Sorry I digress – back to 3G – Gollum the Glaswegian Gargoyle – Mr Moyes to you! He has a record even better than United’s historical 42% win rate in derby encounters, having beaten City while with Everton, a horrible 12 times out of 22 with a further four draws and just six losses.
He did so with a brand of physical and effective football that would surely go down like a lead balloon with the Old Trafford purists, if that’s not a contradiction in terms?
Now Sir Funeral Face has taken his rubicund features out of the frame, it’ll be interesting to see if 3G can bite the Sky Blues where it could hurt them.
But while we’re on statistics, ‘Our Manuel’ has a 100% win record against Gollum, having knocked the Toffees out of the Champions League preliminary encounter in 2005, when Villarreal beat Everton 2-1, both home and away’ for a 4-2 aggregate win.
Pellegrini has been doing his best to keep the traditional ‘mind games’ nonsense going by getting inside the heads of his own team, claiming this is a ‘must win’ match.
I don’t believe he believes that for a moment with another 33 Premier League contests to be fought after Sunday, but it is a way of instilling self belief in a team adapting to a new style of play and accommodating four new recruits.
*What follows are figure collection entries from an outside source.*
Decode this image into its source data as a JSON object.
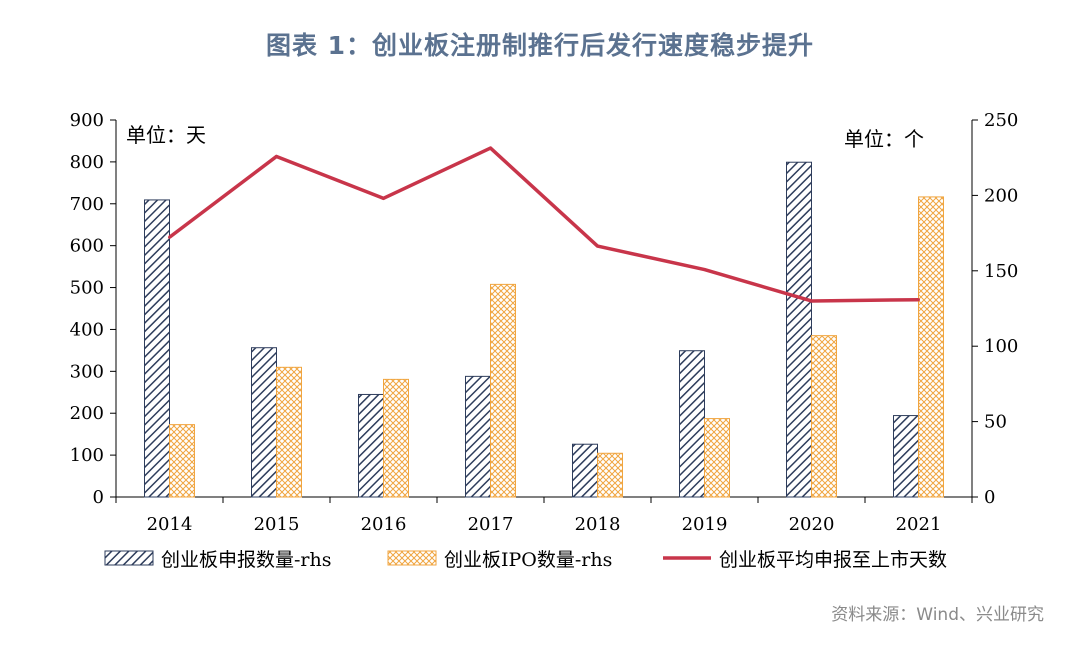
{
  "title": "图表 1：创业板注册制推行后发行速度稳步提升",
  "source": "资料来源：Wind、兴业研究",
  "chart_data": {
    "type": "bar",
    "categories": [
      "2014",
      "2015",
      "2016",
      "2017",
      "2018",
      "2019",
      "2020",
      "2021"
    ],
    "left_unit_label": "单位：天",
    "right_unit_label": "单位：个",
    "left_axis": {
      "min": 0,
      "max": 900,
      "ticks": [
        0,
        100,
        200,
        300,
        400,
        500,
        600,
        700,
        800,
        900
      ]
    },
    "right_axis": {
      "min": 0,
      "max": 250,
      "ticks": [
        0,
        50,
        100,
        150,
        200,
        250
      ]
    },
    "series": [
      {
        "name": "创业板申报数量-rhs",
        "type": "bar",
        "axis": "right",
        "pattern": "hatch",
        "color": "#2e3d5c",
        "values": [
          197,
          99,
          68,
          80,
          35,
          97,
          222,
          54
        ]
      },
      {
        "name": "创业板IPO数量-rhs",
        "type": "bar",
        "axis": "right",
        "pattern": "crosshatch",
        "color": "#f0a540",
        "values": [
          48,
          86,
          78,
          141,
          29,
          52,
          107,
          199
        ]
      },
      {
        "name": "创业板平均申报至上市天数",
        "type": "line",
        "axis": "left",
        "color": "#c8354a",
        "values": [
          620,
          813,
          713,
          833,
          599,
          543,
          468,
          471
        ]
      }
    ],
    "legend_placement": "bottom",
    "grid": false
  }
}
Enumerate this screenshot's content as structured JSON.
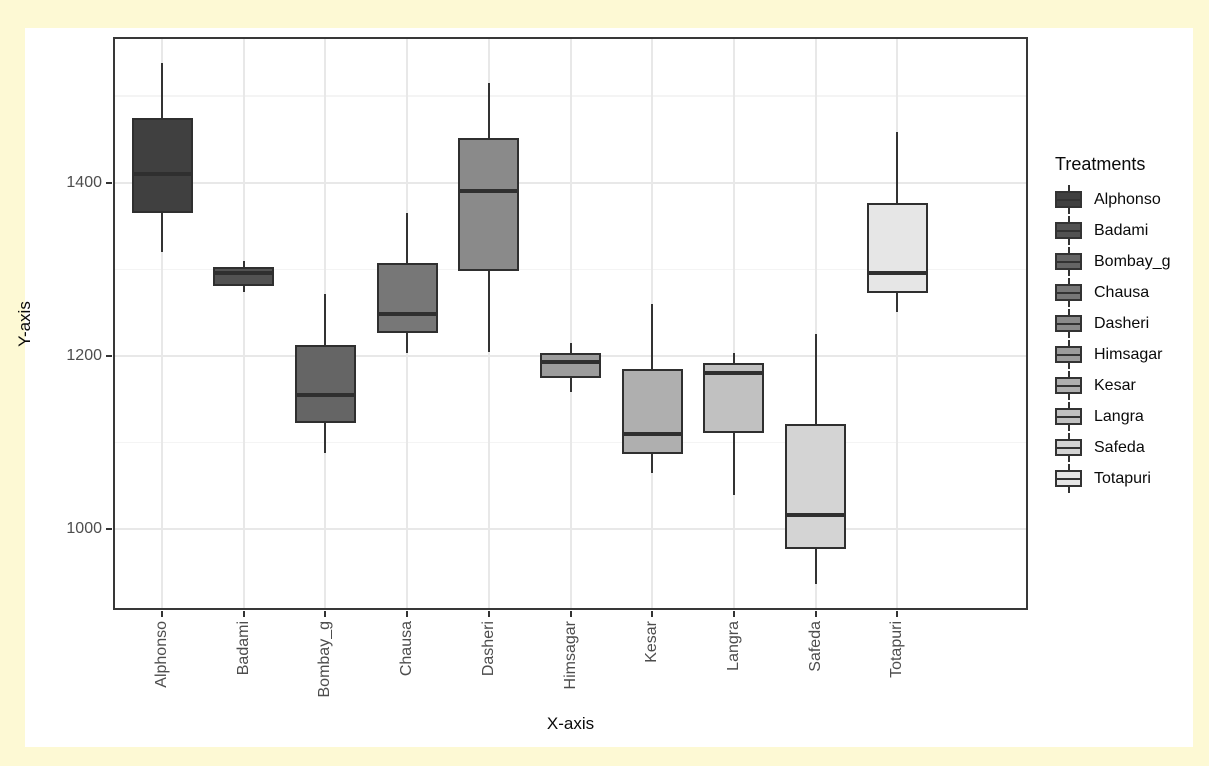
{
  "figure": {
    "outer_background": "#FDF9D4",
    "figure_background": "#FFFFFF",
    "panel_background": "#FFFFFF",
    "panel_border_color": "#383838",
    "grid_major_color": "#E8E8E8",
    "grid_minor_color": "#F4F4F4",
    "box_outline_color": "#2F2F2F",
    "axis_tick_color": "#333333",
    "axis_text_color": "#4D4D4D",
    "title_color": "#0A0A0A"
  },
  "chart_data": {
    "type": "boxplot",
    "title": "",
    "xlabel": "X-axis",
    "ylabel": "Y-axis",
    "legend_title": "Treatments",
    "legend_position": "right",
    "grid": true,
    "x_tick_rotation": 90,
    "ylim": [
      907,
      1568
    ],
    "y_major_ticks": [
      1000,
      1200,
      1400
    ],
    "y_minor_ticks": [
      1100,
      1300,
      1500
    ],
    "categories": [
      "Alphonso",
      "Badami",
      "Bombay_g",
      "Chausa",
      "Dasheri",
      "Himsagar",
      "Kesar",
      "Langra",
      "Safeda",
      "Totapuri"
    ],
    "series": [
      {
        "name": "Alphonso",
        "fill": "#404040",
        "min": 1320,
        "q1": 1365,
        "median": 1410,
        "q3": 1475,
        "max": 1538
      },
      {
        "name": "Badami",
        "fill": "#525252",
        "min": 1274,
        "q1": 1281,
        "median": 1296,
        "q3": 1303,
        "max": 1310
      },
      {
        "name": "Bombay_g",
        "fill": "#656565",
        "min": 1088,
        "q1": 1123,
        "median": 1155,
        "q3": 1213,
        "max": 1272
      },
      {
        "name": "Chausa",
        "fill": "#777777",
        "min": 1204,
        "q1": 1227,
        "median": 1249,
        "q3": 1307,
        "max": 1365
      },
      {
        "name": "Dasheri",
        "fill": "#8A8A8A",
        "min": 1205,
        "q1": 1298,
        "median": 1390,
        "q3": 1452,
        "max": 1515
      },
      {
        "name": "Himsagar",
        "fill": "#9C9C9C",
        "min": 1158,
        "q1": 1175,
        "median": 1193,
        "q3": 1203,
        "max": 1215
      },
      {
        "name": "Kesar",
        "fill": "#AFAFAF",
        "min": 1065,
        "q1": 1087,
        "median": 1110,
        "q3": 1185,
        "max": 1260
      },
      {
        "name": "Langra",
        "fill": "#C1C1C1",
        "min": 1040,
        "q1": 1111,
        "median": 1180,
        "q3": 1192,
        "max": 1204
      },
      {
        "name": "Safeda",
        "fill": "#D4D4D4",
        "min": 937,
        "q1": 977,
        "median": 1017,
        "q3": 1121,
        "max": 1225
      },
      {
        "name": "Totapuri",
        "fill": "#E6E6E6",
        "min": 1251,
        "q1": 1273,
        "median": 1296,
        "q3": 1377,
        "max": 1458
      }
    ]
  }
}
With both teams experiencing the highly unusual and not overly pleasant sight of looking up Liverpool’s rear, one of them can springboard to the top of the PL – or as near as damn it – with a win.
Both are buoyed by comprehensive midweek successes in the Champions League and with both teams just hitting their stride patterns, it promises to be a crackerjack of a coming together.
David Silva could be ready to return to scatter his magic dust in the midfield – if Pellegrini feels he can dislodge Samir Nasri after the Frenchman’s more than adequate performance in Plzen.
Can you imagine redemption on the Richter Scale if Nasri was the game-winning hero after his rank cowardice of last December – Tres Bon, magnifique – it sure would get my vote!
The return and influence of Vincent Kompany cannot be overstated, The Belgian Boulder is the rock of City’s defence and also the catalyst to releasing Yaya to go hunt for red meat up field.
Aguero looked as sharp as City’s new third kit on Tuesday night, whereas Joe Hart is back to his best, rivalling his skipper in the hard mineral stakes following some rock like displays.
If City’s spine shows real backbone and the side comes out prepared to play fast tempo football they can and will blow United away. Every City fan – and I do mean, EVERY City fan – knows that we are at our best when we play quick, first touch football.
And it’s hardly a secret that the best way to keep United at bay is to nullify what is an effective attack by making it defend. City could have a clean bill of health, although doubts remain about Richards and Clichy.
United claim Jones is a no-show – too bad, we all love the Muppets – and doubts linger (apparently) about Welbeck.
City have scored in their last 52 PL home games, so if that little run still has legs and Vincent and friends can keep a clean sheet, then it should make for a Sunday Roast as the Sky Blues serve notice that they want their trophy next May…silver service of course!